L'infirmière Magazine n° 417 du 01/07/2020

 

CONTINUITÉ PÉDAGOGIQUE

DOSSIER

La crise sanitaire a nécessité des aménagements pour l’évaluation des étudiants et l’attribution de leur diplôme. Le recours au numérique, qui s’est imposé pour la transmission des savoirs, soulève de nombreux questionnements.

Quinze jours avant la reprise des cours prévue début juin, cette cadre formatrice d’un Ifsi d’Occitanie nage en pleine incertitude : « Je vais reprendre avec les étudiants de 2e année pour l’UE recherche. Pour le moment, nous n’avons aucune indication. L’Ifsi va-t-il se doter d’un logiciel de visioconférence ? Y aura-t-il assez de bande passante ? Nous élaborons différents scenarii en fonction des moyens qu’on nous donnera. Les formateurs ont été appelés pour monter une aile Covid à l’hôpital, qui n’avait cessé de supprimer des postes de cadre des années durant. Certains de mes collègues sont encore au CH et ne reviendront que dans deux semaines. Avec une équipe qui n’est pas au complet, ce n’est pas évident d’envisager la continuité pédagogique. » Dans le cadre d’un déconfinement qui recèle encore beaucoup d’inconnues, la projection dans l’avenir est un exercice difficile pour la formation infirmière.
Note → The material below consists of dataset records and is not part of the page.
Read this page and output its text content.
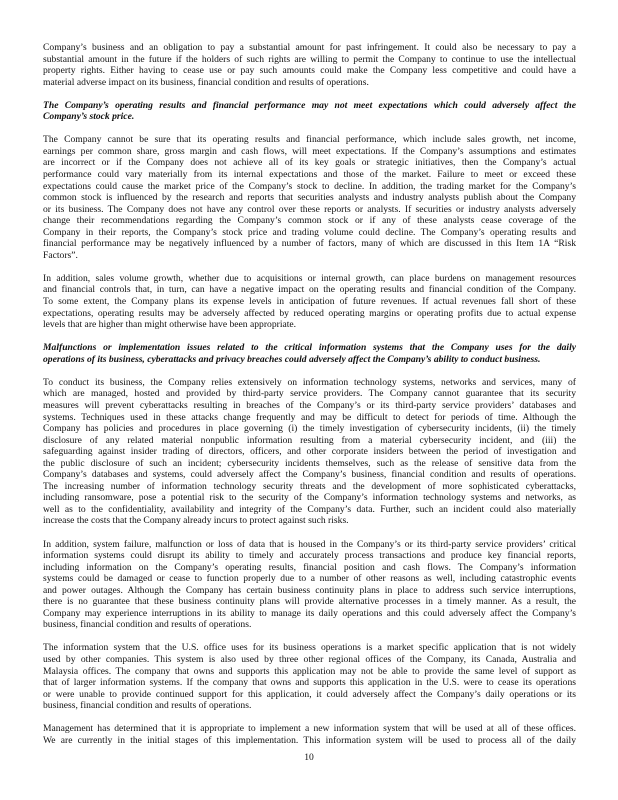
Company’s business and an obligation to pay a substantial amount for past infringement. It could also be necessary to pay a
substantial amount in the future if the holders of such rights are willing to permit the Company to continue to use the intellectual
property rights. Either having to cease use or pay such amounts could make the Company less competitive and could have a
material adverse impact on its business, financial condition and results of operations.
The Company’s operating results and financial performance may not meet expectations which could adversely affect the
Company’s stock price.
The Company cannot be sure that its operating results and financial performance, which include sales growth, net income,
earnings per common share, gross margin and cash flows, will meet expectations. If the Company’s assumptions and estimates
are incorrect or if the Company does not achieve all of its key goals or strategic initiatives, then the Company’s actual
performance could vary materially from its internal expectations and those of the market. Failure to meet or exceed these
expectations could cause the market price of the Company’s stock to decline. In addition, the trading market for the Company’s
common stock is influenced by the research and reports that securities analysts and industry analysts publish about the Company
or its business. The Company does not have any control over these reports or analysts. If securities or industry analysts adversely
change their recommendations regarding the Company’s common stock or if any of these analysts cease coverage of the
Company in their reports, the Company’s stock price and trading volume could decline. The Company’s operating results and
financial performance may be negatively influenced by a number of factors, many of which are discussed in this Item 1A “Risk
Factors”.
In addition, sales volume growth, whether due to acquisitions or internal growth, can place burdens on management resources
and financial controls that, in turn, can have a negative impact on the operating results and financial condition of the Company.
To some extent, the Company plans its expense levels in anticipation of future revenues. If actual revenues fall short of these
expectations, operating results may be adversely affected by reduced operating margins or operating profits due to actual expense
levels that are higher than might otherwise have been appropriate.
Malfunctions or implementation issues related to the critical information systems that the Company uses for the daily
operations of its business, cyberattacks and privacy breaches could adversely affect the Company’s ability to conduct business.
To conduct its business, the Company relies extensively on information technology systems, networks and services, many of
which are managed, hosted and provided by third-party service providers. The Company cannot guarantee that its security
measures will prevent cyberattacks resulting in breaches of the Company’s or its third-party service providers’ databases and
systems. Techniques used in these attacks change frequently and may be difficult to detect for periods of time. Although the
Company has policies and procedures in place governing (i) the timely investigation of cybersecurity incidents, (ii) the timely
disclosure of any related material nonpublic information resulting from a material cybersecurity incident, and (iii) the
safeguarding against insider trading of directors, officers, and other corporate insiders between the period of investigation and
the public disclosure of such an incident; cybersecurity incidents themselves, such as the release of sensitive data from the
Company’s databases and systems, could adversely affect the Company’s business, financial condition and results of operations.
The increasing number of information technology security threats and the development of more sophisticated cyberattacks,
including ransomware, pose a potential risk to the security of the Company’s information technology systems and networks, as
well as to the confidentiality, availability and integrity of the Company’s data. Further, such an incident could also materially
increase the costs that the Company already incurs to protect against such risks.
In addition, system failure, malfunction or loss of data that is housed in the Company’s or its third-party service providers’ critical
information systems could disrupt its ability to timely and accurately process transactions and produce key financial reports,
including information on the Company’s operating results, financial position and cash flows. The Company’s information
systems could be damaged or cease to function properly due to a number of other reasons as well, including catastrophic events
and power outages. Although the Company has certain business continuity plans in place to address such service interruptions,
there is no guarantee that these business continuity plans will provide alternative processes in a timely manner. As a result, the
Company may experience interruptions in its ability to manage its daily operations and this could adversely affect the Company’s
business, financial condition and results of operations.
The information system that the U.S. office uses for its business operations is a market specific application that is not widely
used by other companies. This system is also used by three other regional offices of the Company, its Canada, Australia and
Malaysia offices. The company that owns and supports this application may not be able to provide the same level of support as
that of larger information systems. If the company that owns and supports this application in the U.S. were to cease its operations
or were unable to provide continued support for this application, it could adversely affect the Company’s daily operations or its
business, financial condition and results of operations.
Management has determined that it is appropriate to implement a new information system that will be used at all of these offices.
We are currently in the initial stages of this implementation. This information system will be used to process all of the daily
10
Les Ifsi ignorent toujours si leurs étudiants pourront retrouver leurs murs pour la rentrée de septembre. Les dispositions à suivre pour le diplôme des promotions 2020 ont été formalisées dans un arrêté ministériel, publié le 29 mai et consolidé le 17 juin. Des aménagements déjà anticipés par les Ifsi, qui se sont inspirés des indications données dans la Foire aux questions, régulièrement publiée par le ministère des Solidarités et de la Santé. En lien avec les ARS, les instituts de formation ont aménagé le contenu des mémoires de fin d’étude, moins exigeants pour des étudiants qui disposaient de moins de temps pour les rédiger. En fonction des régions, les soutenances se feront uniquement par écrit ou en visioconférence. Des dérogations exceptionnelles seront délivrées aux élèves de 3e année devant passer en session de rattrapage des unités d’enseignement ne pouvant être évaluées à distance, comme la pose d’une transfusion sanguine. Pour les autres années, les évaluations devant se faire en présence de l’étudiant, comme les gestes et soins d’urgence, sont repoussées à plus tard. Afin de ne pas pénaliser les passages en année supérieure, le nombre minimal de crédits à obtenir devrait être baissé pour cette année.
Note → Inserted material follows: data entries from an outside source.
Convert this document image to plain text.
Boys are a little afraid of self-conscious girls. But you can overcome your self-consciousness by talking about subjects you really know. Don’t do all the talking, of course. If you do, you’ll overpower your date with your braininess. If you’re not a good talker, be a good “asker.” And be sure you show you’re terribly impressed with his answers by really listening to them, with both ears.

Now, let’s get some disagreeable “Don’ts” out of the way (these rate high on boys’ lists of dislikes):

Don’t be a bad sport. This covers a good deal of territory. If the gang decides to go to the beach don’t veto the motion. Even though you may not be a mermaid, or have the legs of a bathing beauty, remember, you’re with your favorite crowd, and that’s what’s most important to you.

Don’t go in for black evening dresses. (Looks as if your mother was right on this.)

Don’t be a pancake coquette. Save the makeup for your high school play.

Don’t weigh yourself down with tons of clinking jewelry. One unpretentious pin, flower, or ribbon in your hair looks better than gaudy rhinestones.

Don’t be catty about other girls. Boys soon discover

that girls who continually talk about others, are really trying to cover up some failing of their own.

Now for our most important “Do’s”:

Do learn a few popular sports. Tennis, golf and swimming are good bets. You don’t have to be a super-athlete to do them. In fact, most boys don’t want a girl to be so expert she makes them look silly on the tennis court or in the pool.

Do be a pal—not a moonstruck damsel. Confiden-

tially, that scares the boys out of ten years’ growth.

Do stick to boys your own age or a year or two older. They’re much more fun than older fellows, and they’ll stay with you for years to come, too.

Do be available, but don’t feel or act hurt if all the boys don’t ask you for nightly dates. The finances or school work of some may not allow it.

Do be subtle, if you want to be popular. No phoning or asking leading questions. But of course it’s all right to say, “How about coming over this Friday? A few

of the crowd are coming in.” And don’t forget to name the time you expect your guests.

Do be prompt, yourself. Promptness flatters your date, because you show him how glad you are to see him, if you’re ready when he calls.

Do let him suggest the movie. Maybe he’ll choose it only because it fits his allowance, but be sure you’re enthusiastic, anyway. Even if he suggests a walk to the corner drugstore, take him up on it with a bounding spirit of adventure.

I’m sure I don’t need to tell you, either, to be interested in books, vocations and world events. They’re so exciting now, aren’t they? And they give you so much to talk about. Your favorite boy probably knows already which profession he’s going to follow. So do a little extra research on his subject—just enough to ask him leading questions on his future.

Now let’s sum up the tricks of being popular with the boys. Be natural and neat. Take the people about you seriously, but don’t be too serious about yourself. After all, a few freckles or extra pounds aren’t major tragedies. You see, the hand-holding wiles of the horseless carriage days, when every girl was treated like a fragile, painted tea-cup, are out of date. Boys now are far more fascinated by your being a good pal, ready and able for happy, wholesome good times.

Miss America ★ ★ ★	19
Inégalités entre étudiants

Le recours aux outils numériques pour évaluer les étudiants et dispenser les enseignements s’est imposé au cours de cette année et ouvre de nouveaux questionnements. En fonction de la qualité des réseaux et des moyens techniques dont disposent les Ifsi, la continuité pédagogique via le recours au fameux “distanciel” n’a pas été la même pour tous les étudiants.

Xavier Vautrin, cadre formateur à Dijon, soulève la question de l’inégalité de l’enseignement à distance selon le contexte de vie des étudiants. « Nous avons fait un test lors d’un TD, au milieu duquel nous avons contacté les étudiants un par un. La moitié n’était plus là. Il y a beaucoup de distractions possibles quand on étudie à la maison. » De son côté, Florence Girard, présidente de l’Andep(1), souligne les inégalités créées en fonction des moyens dont disposent les ESI : « Entre suivre un cours sur un smartphone ou sur un écran géant, il y a une grosse différence. Sans oublier les connexions qui peuvent être partagées ou mises à disposition par le voisin. Quand ils sont en TD ou en cours magistral, ils entendent tous la même chose au même moment. »

Le recours au numérique est donc à manier avec précaution. Sans oublier la spécificité de la transmission du savoir infirmier. « Notre enseignement relève du socio-constructivisme, c’est de la confrontation, de la discussion, de la réflexion, de la concertation avec d’autres personnes », rappelle Martine Sommelette, présidente du Cefiec (Comité d’entente des formations infirmières et cadres). Et pourtant, en pleine crise sanitaire, Stéphane Le Bouler, responsable de la mission interministérielle consacrée à l’universitarisation des professions paramédicales, a lancé un appel afin que les contenus pédagogiques paramédicaux puissent intégrer l’Université numérique en santé et sport (Uness). Une intégration qui prendra un peu de temps mais qui permettra d’asseoir les sciences infirmières.

1- L’Association nationale des directeurs d’école paramédicale.